While the carcinogenic insulation is now being removed from buildings across the province, two new products that contain asbestos — brake pads and cement pipes — are being brought in.
Statistics Canada reports that $2.6 million worth of asbestos-containing brake pads were imported into Canada last year. Of that, more than half arrived in Ontario.
While Ottawa announced last week it would reverse its long-standing position and declare asbestos a dangerous material, and the new government in Quebec cancelled a loan that would have revived the defunct asbestos mining industry, the problem in Canada is far from over.
“Because we don’t mine, because we don’t use it in manufacturing, we are under the false impression that it’s gone,” said Liberal MPP Liz Sandals (Guelph), who introduced a private member’s bill earlier this year to ban brake pads containing asbestos in Ontario.

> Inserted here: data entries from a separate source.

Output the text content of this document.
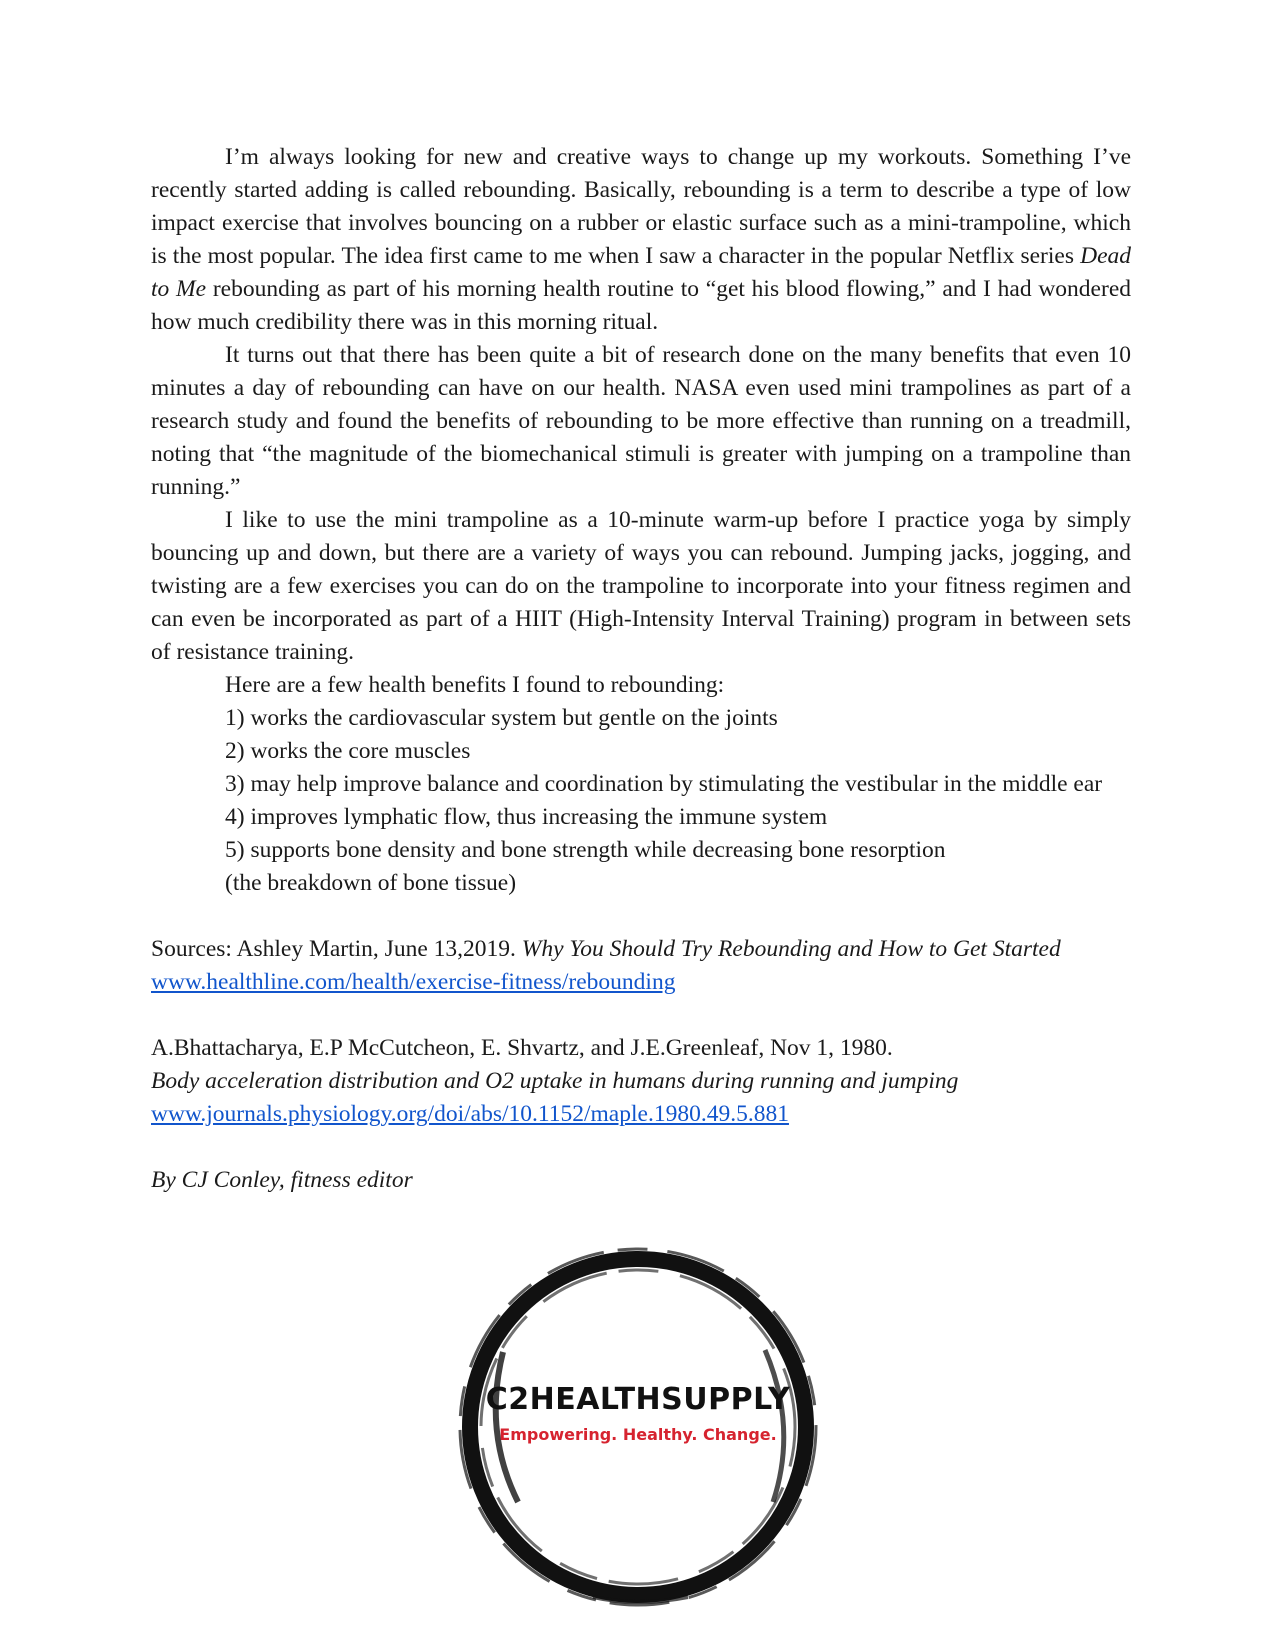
I’m always looking for new and creative ways to change up my workouts. Something I’ve recently started adding is called rebounding. Basically, rebounding is a term to describe a type of low impact exercise that involves bouncing on a rubber or elastic surface such as a mini-trampoline, which is the most popular. The idea first came to me when I saw a character in the popular Netflix series Dead to Me rebounding as part of his morning health routine to “get his blood flowing,” and I had wondered how much credibility there was in this morning ritual.

It turns out that there has been quite a bit of research done on the many benefits that even 10 minutes a day of rebounding can have on our health. NASA even used mini trampolines as part of a research study and found the benefits of rebounding to be more effective than running on a treadmill, noting that “the magnitude of the biomechanical stimuli is greater with jumping on a trampoline than running.”

I like to use the mini trampoline as a 10-minute warm-up before I practice yoga by simply bouncing up and down, but there are a variety of ways you can rebound. Jumping jacks, jogging, and twisting are a few exercises you can do on the trampoline to incorporate into your fitness regimen and can even be incorporated as part of a HIIT (High-Intensity Interval Training) program in between sets of resistance training.

Here are a few health benefits I found to rebounding:

1) works the cardiovascular system but gentle on the joints

2) works the core muscles

3) may help improve balance and coordination by stimulating the vestibular in the middle ear

4) improves lymphatic flow, thus increasing the immune system

5) supports bone density and bone strength while decreasing bone resorption

(the breakdown of bone tissue)

Sources: Ashley Martin, June 13,2019. Why You Should Try Rebounding and How to Get Started

www.healthline.com/health/exercise-fitness/rebounding

A.Bhattacharya, E.P McCutcheon, E. Shvartz, and J.E.Greenleaf, Nov 1, 1980.

Body acceleration distribution and O2 uptake in humans during running and jumping

www.journals.physiology.org/doi/abs/10.1152/maple.1980.49.5.881

By CJ Conley, fitness editor

C2HEALTHSUPPLY
Empowering. Healthy. Change.
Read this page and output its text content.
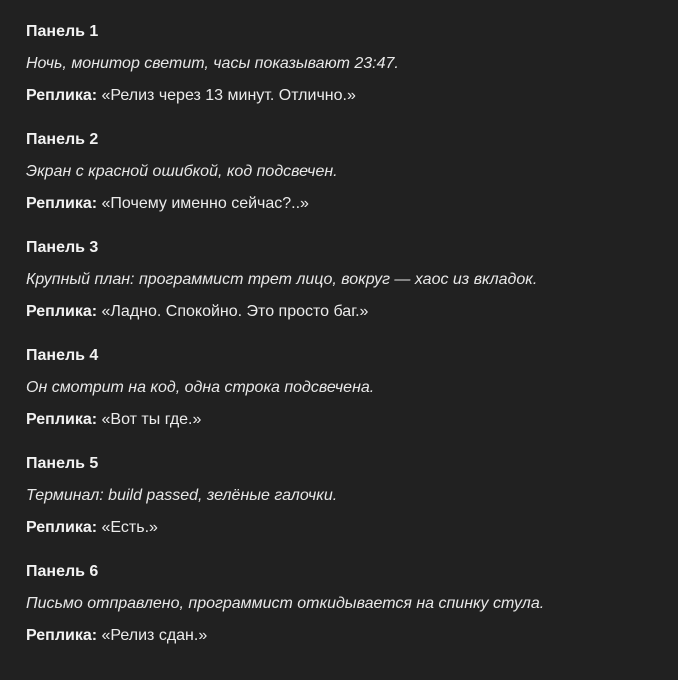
Панель 1
Ночь, монитор светит, часы показывают 23:47.
Реплика: «Релиз через 13 минут. Отлично.»
Панель 2
Экран с красной ошибкой, код подсвечен.
Реплика: «Почему именно сейчас?..»
Панель 3
Крупный план: программист трет лицо, вокруг — хаос из вкладок.
Реплика: «Ладно. Спокойно. Это просто баг.»
Панель 4
Он смотрит на код, одна строка подсвечена.
Реплика: «Вот ты где.»
Панель 5
Терминал: build passed, зелёные галочки.
Реплика: «Есть.»
Панель 6
Письмо отправлено, программист откидывается на спинку стула.
Реплика: «Релиз сдан.»
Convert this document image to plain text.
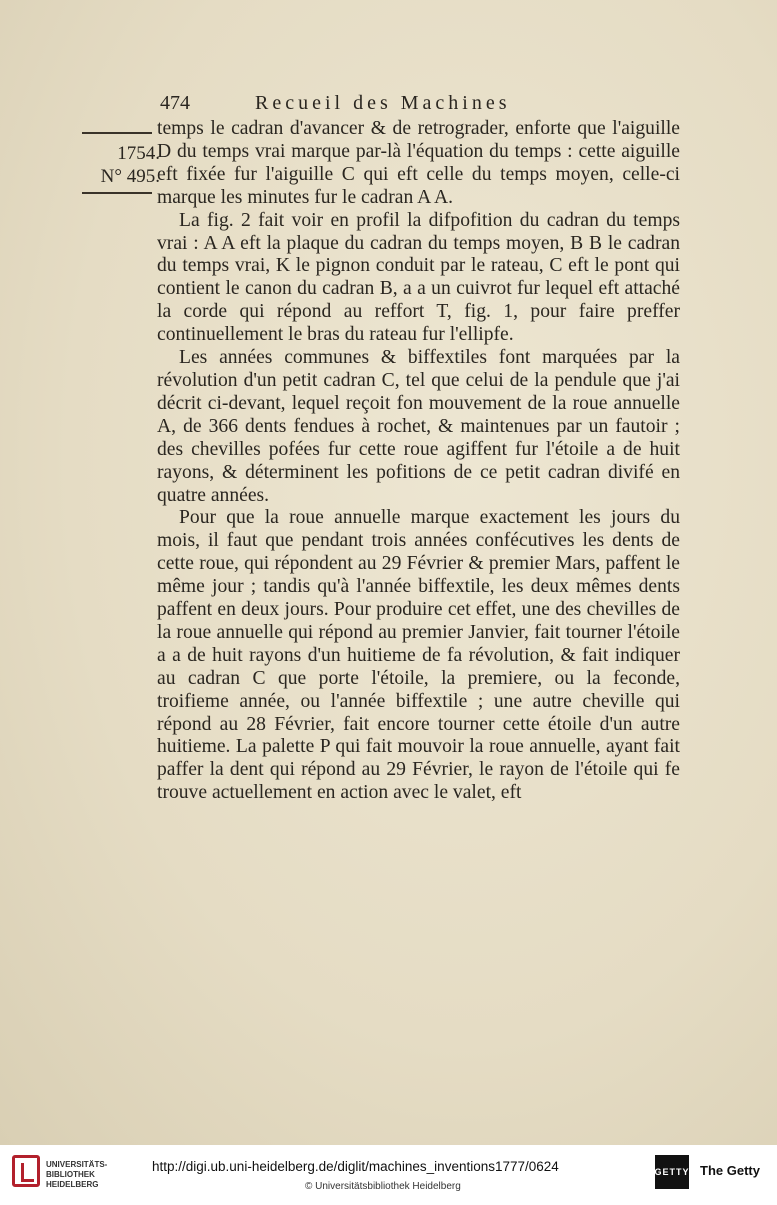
474	Recueil des Machines
1754.
N° 495.

temps le cadran d'avancer & de retrograder, enforte que l'aiguille D du temps vrai marque par-là l'équation du temps : cette aiguille eft fixée fur l'aiguille C qui eft celle du temps moyen, celle-ci marque les minutes fur le cadran A A.

La fig. 2 fait voir en profil la difpofition du cadran du temps vrai : A A eft la plaque du cadran du temps moyen, B B le cadran du temps vrai, K le pignon conduit par le rateau, C eft le pont qui contient le canon du cadran B, a a un cuivrot fur lequel eft attaché la corde qui répond au reffort T, fig. 1, pour faire preffer continuellement le bras du rateau fur l'ellipfe.

Les années communes & biffextiles font marquées par la révolution d'un petit cadran C, tel que celui de la pendule que j'ai décrit ci-devant, lequel reçoit fon mouvement de la roue annuelle A, de 366 dents fendues à rochet, & maintenues par un fautoir ; des chevilles pofées fur cette roue agiffent fur l'étoile a de huit rayons, & déterminent les pofitions de ce petit cadran divifé en quatre années.

Pour que la roue annuelle marque exactement les jours du mois, il faut que pendant trois années confécutives les dents de cette roue, qui répondent au 29 Février & premier Mars, paffent le même jour ; tandis qu'à l'année biffextile, les deux mêmes dents paffent en deux jours. Pour produire cet effet, une des chevilles de la roue annuelle qui répond au premier Janvier, fait tourner l'étoile a a de huit rayons d'un huitieme de fa révolution, & fait indiquer au cadran C que porte l'étoile, la premiere, ou la feconde, troifieme année, ou l'année biffextile ; une autre cheville qui répond au 28 Février, fait encore tourner cette étoile d'un autre huitieme. La palette P qui fait mouvoir la roue annuelle, ayant fait paffer la dent qui répond au 29 Février, le rayon de l'étoile qui fe trouve actuellement en action avec le valet, eft

UNIVERSITÄTS-
BIBLIOTHEK
HEIDELBERG
http://digi.ub.uni-heidelberg.de/diglit/machines_inventions1777/0624
© Universitätsbibliothek Heidelberg
GETTY The Getty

Manufacturers claim that the asbestos in these products is safe because it is tightly bound and the deadly fibres cannot be inhaled by mechanics or workers. But anti-asbestos activists say that when the brake pads wear down or when the pipes are cut, untold millions of fibres are released and are putting workers’ health at risk.
Canada has long been an international pariah on the asbestos issue. A major producer of the substance for decades — even after it was recognized as a carcinogen — Canada has been exporting it to countries like India and China under the pretext that it is safe if handled properly.
Lax regulations in those countries often mean that we’re “exporting cancer,” Sandals said. “But we haven’t been conscious of the fact that we still have health effects here at home.”
Ironically, brake pads made overseas with Canadian asbestos can make their way back here to be installed in cars. It’s a loophole in our laws that prevent manufacturers from using asbestos, but allow products containing it to come in from abroad.
“There’s no need and no reason to sell asbestos brake pads in Ontario,” said Rick Jamieson, CEO of ABS Friction, an asbestos-free brake pad manufacturer in Guelph. “The price differential is not that great.”
When they break down after years of wear, mechanics have no way to tell if the pads contain asbestos and could unknowingly expose themselves to the toxic substance.
Paul Demers, director of the Occupational Cancer Research Centre, says hundreds of new cases of cancer caused by asbestos exposure are being diagnosed in Ontario each year.
“It is probably the single biggest work-related cancer that we know and it’s due to exposure 30 to 40 years ago,” he said. “We’re still paying the price for having used asbestos in the past, which is why we need to take every measure we can to stop asbestos use now.”
Sandal’s bill banning the brake pads has received support from members of all three parties. It’s already passed two readings and is one step away from becoming law.
In the U.S., California and Washington state have already banned the toxic car component.
“It’s still prevalent, it’s still here, workers still encounter it,” said NDP MPP Taras Natyshak (Essex), a former construction worker and certified asbestos removal technician.
“I think it’s high time that we acknowledge that we can be an asbestos-free society and we can set the standard in the country so that no workers are ever exposed to this insidious compound.”